Un spiraglio di speranza si apre per mettere la parola fine alla crisi politica che si è creata il 4 novembre del 2015 dopo le dimissioni dell’ultimo esecutivo, sempre socialdemocratico, guidato da Victor Ponta. Il Partito socialdemocratico romeno ha dovuto fare un passo indietro dopo le proteste per la morte di 64 persone nell’incendio della discoteca di Bucarest, per mancanza di norme di sicurezza.

Sul nome di Sevil Shhaideh, come ha spiegato Liviu Dragnea, leader del partito Psd al termine delle consultazioni con il presidente della Repubblica, Klaus Iohannis, c‘è il consenso degli alleati dell’Alde (alleanza dei liberali e democratici).

Una premier da doppio primato

Sevil Shhaideh, 51 anni e di origini tatare, non solo potrebbe essere la prima donna a ricoprire l’incarico di primo ministro nella storia politica romena ma anche il primo premier musulmano, essendo la minoranza tatara di fede islamica. Economista, il nome di Sevil Shhaideh è stato un colpo di scena per due ragioni: perché è una donna e perché musulmana.

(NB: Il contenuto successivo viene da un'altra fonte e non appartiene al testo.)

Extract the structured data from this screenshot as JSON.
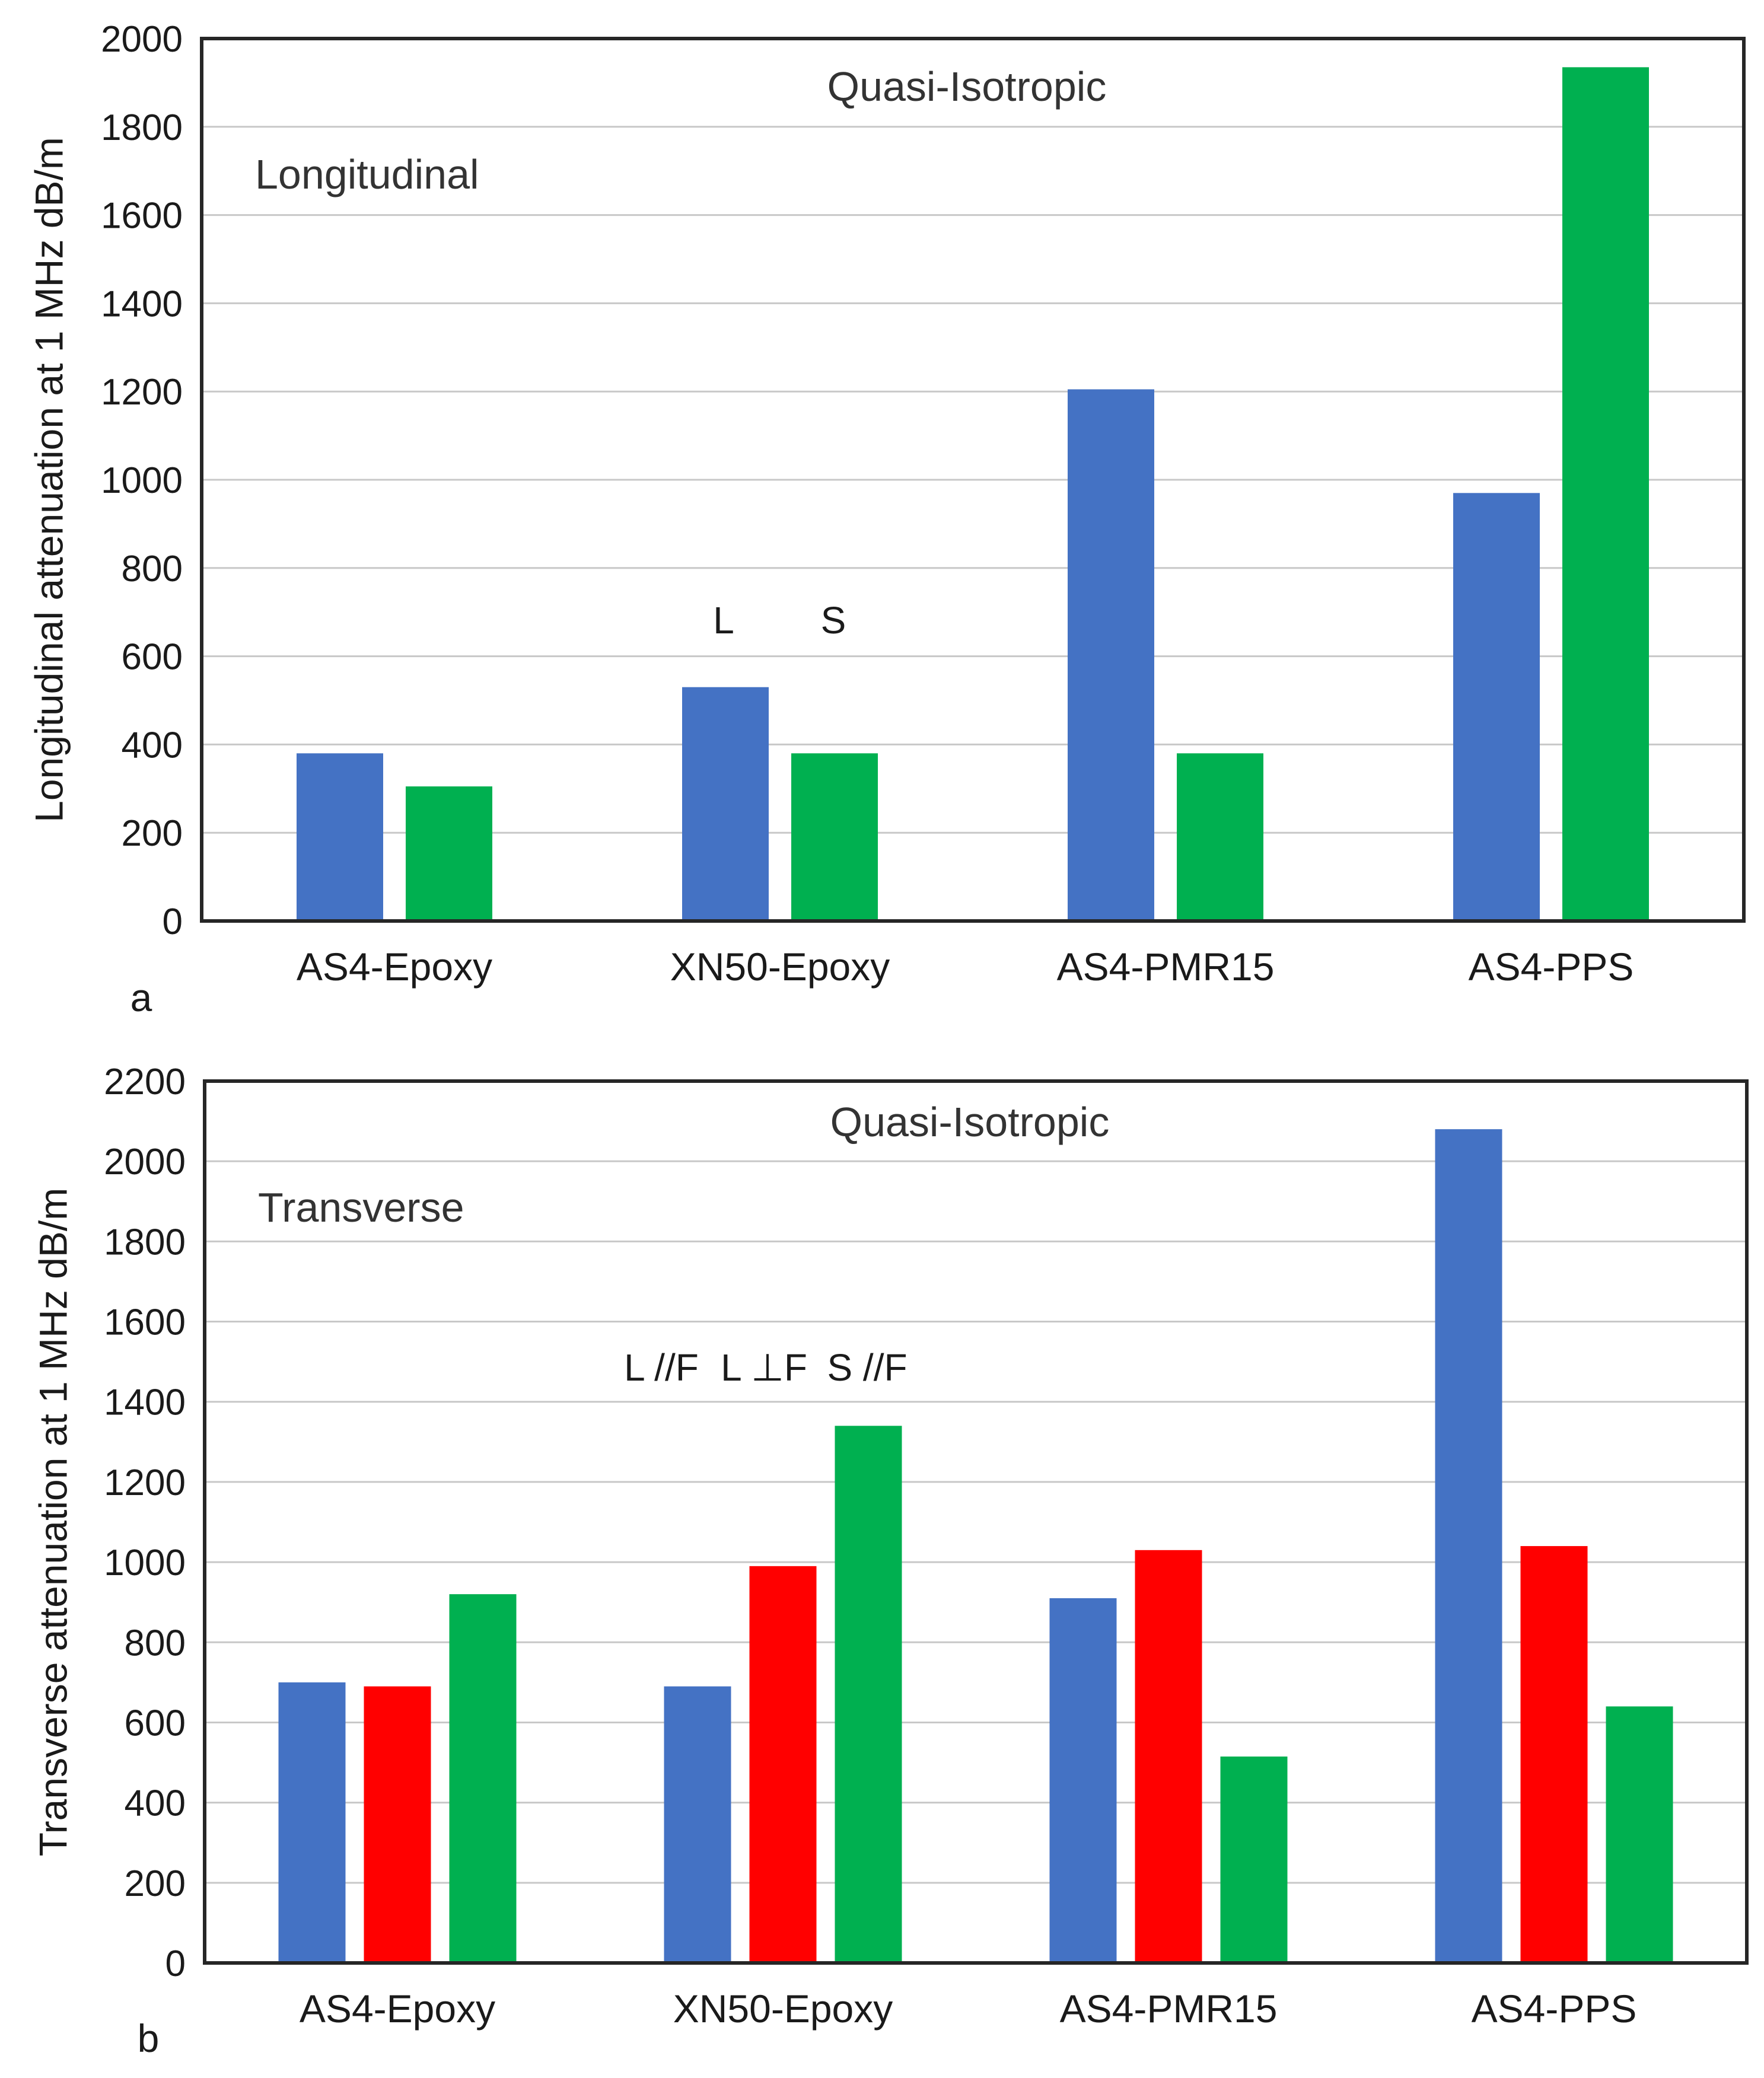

Sevil Shhaideh fa parte dell’1% della popolazione tatara di Romania che ora potrebbe essere rappresentata da un primo ministro in un Paese dove la netta maggioranza della popolazione è di religione cristiano ortodossa, come sottolinea il sito di Politico.Eu. Sevil Shhaideh, sposata con un cittadino siriano, è un braccio destro di Liviu Dragnea, leader del partito Psd, che non può assumere per legge nessun incarico ministeriale, in seguito a una condanna di due anni di reclusione per frode elettorale.

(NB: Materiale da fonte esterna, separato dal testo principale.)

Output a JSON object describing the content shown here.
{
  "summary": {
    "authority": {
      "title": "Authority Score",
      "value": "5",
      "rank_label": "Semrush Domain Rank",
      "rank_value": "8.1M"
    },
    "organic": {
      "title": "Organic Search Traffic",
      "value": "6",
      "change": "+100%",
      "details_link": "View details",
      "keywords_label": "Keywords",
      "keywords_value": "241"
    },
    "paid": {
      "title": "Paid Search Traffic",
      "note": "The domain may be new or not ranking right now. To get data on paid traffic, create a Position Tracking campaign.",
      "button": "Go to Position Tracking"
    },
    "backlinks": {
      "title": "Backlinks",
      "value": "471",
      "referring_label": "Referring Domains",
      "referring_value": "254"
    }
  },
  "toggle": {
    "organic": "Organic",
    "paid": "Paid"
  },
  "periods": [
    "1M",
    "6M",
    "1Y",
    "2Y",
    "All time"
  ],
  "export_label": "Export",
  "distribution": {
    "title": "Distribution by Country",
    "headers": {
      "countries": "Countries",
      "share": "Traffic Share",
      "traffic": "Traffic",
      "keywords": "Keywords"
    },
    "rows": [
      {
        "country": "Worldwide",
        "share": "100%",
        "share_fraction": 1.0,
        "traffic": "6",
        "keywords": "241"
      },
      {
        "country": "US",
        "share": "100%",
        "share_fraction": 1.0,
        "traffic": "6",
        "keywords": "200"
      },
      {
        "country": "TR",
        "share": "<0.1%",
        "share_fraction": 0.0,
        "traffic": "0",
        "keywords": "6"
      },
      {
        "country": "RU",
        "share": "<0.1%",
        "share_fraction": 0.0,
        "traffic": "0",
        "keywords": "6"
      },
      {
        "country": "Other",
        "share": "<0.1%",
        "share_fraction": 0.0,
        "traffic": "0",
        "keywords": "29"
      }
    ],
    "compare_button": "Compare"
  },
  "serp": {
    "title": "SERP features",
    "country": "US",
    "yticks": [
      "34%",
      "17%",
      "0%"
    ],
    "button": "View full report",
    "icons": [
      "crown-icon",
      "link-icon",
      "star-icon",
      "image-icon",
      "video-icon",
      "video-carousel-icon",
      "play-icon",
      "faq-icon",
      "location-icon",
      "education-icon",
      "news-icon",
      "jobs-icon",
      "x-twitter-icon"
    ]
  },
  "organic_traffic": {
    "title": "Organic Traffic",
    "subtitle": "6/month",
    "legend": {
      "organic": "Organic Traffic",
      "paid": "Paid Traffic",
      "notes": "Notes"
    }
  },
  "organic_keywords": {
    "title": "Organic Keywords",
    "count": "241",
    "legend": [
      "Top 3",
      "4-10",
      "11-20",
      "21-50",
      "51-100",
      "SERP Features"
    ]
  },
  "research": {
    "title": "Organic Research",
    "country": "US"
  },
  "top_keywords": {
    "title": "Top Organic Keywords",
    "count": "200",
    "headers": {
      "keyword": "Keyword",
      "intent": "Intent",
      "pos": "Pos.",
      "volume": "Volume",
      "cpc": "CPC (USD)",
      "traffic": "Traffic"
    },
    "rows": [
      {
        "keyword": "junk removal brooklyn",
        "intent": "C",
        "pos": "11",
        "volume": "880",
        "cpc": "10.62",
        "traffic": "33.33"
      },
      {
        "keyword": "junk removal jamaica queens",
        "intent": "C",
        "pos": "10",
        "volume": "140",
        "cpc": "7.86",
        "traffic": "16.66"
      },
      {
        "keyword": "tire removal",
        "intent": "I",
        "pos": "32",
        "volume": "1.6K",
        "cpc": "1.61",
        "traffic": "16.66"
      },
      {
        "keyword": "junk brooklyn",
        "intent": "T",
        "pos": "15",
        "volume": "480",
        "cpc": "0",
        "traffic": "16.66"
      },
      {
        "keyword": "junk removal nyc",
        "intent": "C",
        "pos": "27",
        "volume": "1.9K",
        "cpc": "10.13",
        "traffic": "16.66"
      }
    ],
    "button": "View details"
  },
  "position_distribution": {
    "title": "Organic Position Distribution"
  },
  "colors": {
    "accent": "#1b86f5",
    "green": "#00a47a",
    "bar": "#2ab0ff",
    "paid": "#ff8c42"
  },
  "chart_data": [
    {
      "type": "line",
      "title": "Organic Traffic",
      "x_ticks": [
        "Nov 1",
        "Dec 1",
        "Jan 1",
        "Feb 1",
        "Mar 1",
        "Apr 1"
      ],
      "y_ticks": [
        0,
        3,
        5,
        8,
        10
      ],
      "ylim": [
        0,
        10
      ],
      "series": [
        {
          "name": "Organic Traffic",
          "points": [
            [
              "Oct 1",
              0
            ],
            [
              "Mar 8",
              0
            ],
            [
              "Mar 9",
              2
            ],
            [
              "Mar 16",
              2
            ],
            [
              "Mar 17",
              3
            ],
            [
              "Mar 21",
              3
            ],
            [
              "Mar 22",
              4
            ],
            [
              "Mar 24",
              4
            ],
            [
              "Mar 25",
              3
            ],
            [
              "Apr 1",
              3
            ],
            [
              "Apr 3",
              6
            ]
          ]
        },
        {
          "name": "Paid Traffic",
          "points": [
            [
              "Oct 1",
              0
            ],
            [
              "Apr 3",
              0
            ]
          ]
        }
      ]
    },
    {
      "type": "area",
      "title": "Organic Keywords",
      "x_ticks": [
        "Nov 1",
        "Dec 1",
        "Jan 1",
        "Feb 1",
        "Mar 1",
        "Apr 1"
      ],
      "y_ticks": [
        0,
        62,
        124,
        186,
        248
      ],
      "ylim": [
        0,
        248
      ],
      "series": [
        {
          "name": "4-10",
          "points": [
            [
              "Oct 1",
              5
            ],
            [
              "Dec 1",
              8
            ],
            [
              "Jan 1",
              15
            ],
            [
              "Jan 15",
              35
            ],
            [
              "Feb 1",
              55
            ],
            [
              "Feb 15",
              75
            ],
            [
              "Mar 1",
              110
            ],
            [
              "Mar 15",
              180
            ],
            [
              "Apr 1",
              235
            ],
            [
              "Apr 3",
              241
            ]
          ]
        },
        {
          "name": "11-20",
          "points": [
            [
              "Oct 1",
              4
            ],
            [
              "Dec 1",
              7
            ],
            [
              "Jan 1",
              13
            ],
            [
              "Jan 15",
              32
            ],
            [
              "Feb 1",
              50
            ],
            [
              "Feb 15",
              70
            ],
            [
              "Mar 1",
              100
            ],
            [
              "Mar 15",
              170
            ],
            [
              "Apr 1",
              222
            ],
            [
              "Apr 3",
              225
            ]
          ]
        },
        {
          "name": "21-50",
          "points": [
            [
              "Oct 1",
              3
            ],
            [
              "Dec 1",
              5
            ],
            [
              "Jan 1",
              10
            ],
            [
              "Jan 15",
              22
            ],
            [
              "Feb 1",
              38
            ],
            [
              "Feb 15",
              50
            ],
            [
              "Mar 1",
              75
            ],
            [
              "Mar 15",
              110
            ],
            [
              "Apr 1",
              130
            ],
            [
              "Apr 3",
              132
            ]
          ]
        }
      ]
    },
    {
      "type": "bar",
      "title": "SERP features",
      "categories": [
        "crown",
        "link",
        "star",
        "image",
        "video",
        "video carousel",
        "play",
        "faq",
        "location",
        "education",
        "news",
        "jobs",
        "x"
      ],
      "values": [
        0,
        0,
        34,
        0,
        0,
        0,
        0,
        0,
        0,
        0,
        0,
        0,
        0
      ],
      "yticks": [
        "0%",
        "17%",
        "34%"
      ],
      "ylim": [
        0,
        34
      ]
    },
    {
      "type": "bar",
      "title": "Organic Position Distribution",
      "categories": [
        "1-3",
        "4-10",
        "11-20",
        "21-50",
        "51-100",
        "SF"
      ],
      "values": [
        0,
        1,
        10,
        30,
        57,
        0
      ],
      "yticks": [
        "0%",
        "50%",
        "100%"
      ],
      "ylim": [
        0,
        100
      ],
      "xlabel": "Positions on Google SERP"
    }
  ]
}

Le sfide che aspettano Sevil Shhaideh

La Romania, uno dei più poveri e meno modernizzati dell’Unione Europea, è strangolata dalla corruzione e dalla crisi economica. Il Paese negli ultimi mesi è stato travolto da un “terremoto” giudiziario-istituzionale che ha portato in carcere o sotto inchiesta per corruzione 51 dei sindaci delle 109 maggiori città, compresa la capitale Bucarest. Il Partito socialdemocratico romeno ha promesso durante la campagna elettorale di aumentare la spesa sul welfare per cercare di migliorare il tenore di vita della Romania. Nel Paese la percentuale di persone prive di un impiego è del 5,7%.